The school has started to require up-front payment for classes, rather than billing students later. The change may shore up the college’s bank account in the short term, but many financially strapped students dropped their classes due to an inability to pay.
Itzel Calvo, a student who is an undocumented citizen, said at the City Hall hearing, “I was not able to enroll in classes this semester unless I paid thousands of dollars in tuition up front, even before the classes started. I can’t afford that.”
The Chinese Progressive Association has also raised concerns about changes to the college’s educational plan.
Over the course of four months, City College will formulate an educational plan to determine which classes deserve funding, and which don’t. This process usually takes a year. But with the accelerated process and lack of outreach, Lee’s worried that English language learners and vocational students will be sidelined.
“Our students don’t fit into a traditional model of what community colleges look like,” she said. “They’re not looking to transfer to a four-year university, necessarily.”

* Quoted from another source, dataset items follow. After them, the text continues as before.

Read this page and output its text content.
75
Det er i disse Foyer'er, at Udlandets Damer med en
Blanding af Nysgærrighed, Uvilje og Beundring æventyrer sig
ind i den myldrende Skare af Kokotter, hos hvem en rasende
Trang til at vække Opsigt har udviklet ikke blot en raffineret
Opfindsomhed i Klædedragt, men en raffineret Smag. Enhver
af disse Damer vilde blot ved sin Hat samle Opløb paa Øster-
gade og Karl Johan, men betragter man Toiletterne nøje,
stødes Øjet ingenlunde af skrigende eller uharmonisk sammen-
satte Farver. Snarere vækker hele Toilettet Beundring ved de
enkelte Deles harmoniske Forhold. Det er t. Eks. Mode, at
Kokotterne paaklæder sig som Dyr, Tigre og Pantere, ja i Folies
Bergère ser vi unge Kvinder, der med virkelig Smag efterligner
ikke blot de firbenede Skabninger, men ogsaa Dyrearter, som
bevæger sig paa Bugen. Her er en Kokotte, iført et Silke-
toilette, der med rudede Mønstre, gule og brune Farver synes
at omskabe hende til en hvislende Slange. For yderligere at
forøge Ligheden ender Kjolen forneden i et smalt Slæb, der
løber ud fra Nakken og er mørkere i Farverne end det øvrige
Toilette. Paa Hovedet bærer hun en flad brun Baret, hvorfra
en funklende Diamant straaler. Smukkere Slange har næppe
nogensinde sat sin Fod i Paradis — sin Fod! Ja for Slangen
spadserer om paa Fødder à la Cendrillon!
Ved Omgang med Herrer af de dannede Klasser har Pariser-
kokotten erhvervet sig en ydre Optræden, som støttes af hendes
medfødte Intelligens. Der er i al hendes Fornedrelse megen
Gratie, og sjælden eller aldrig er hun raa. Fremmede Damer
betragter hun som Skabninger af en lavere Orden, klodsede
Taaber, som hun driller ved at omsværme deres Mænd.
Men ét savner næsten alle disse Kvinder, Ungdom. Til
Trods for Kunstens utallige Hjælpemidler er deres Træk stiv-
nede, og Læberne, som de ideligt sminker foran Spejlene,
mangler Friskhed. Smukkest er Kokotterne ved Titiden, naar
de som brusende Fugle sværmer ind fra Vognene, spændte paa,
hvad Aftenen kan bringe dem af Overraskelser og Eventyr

Focusing on transfer students moving from community colleges to four-year universities is part of a state policy known as the Student Success Initiative. In a lawsuit against the Accrediting Commission for Community and Junior Colleges, City Attorney Dennis Herrera alleges that the ACCJC’s agenda of pushing this initiative was the driving force behind trying to close City College.
The college’s students rallied against those changes for years. Yet Agrella is enforcing the Student Success Initiative. “My job is to play within the rules and regulations of the ACCJC,” he told the Guardian in an interview a few months back.
On campus, concern is growing that changes made to appease the ACCJC may disenfranchise City College students in greater numbers. But worst of all, without public meetings or public comment, the college’s students may not get a chance to advocate against those changes before it’s too late.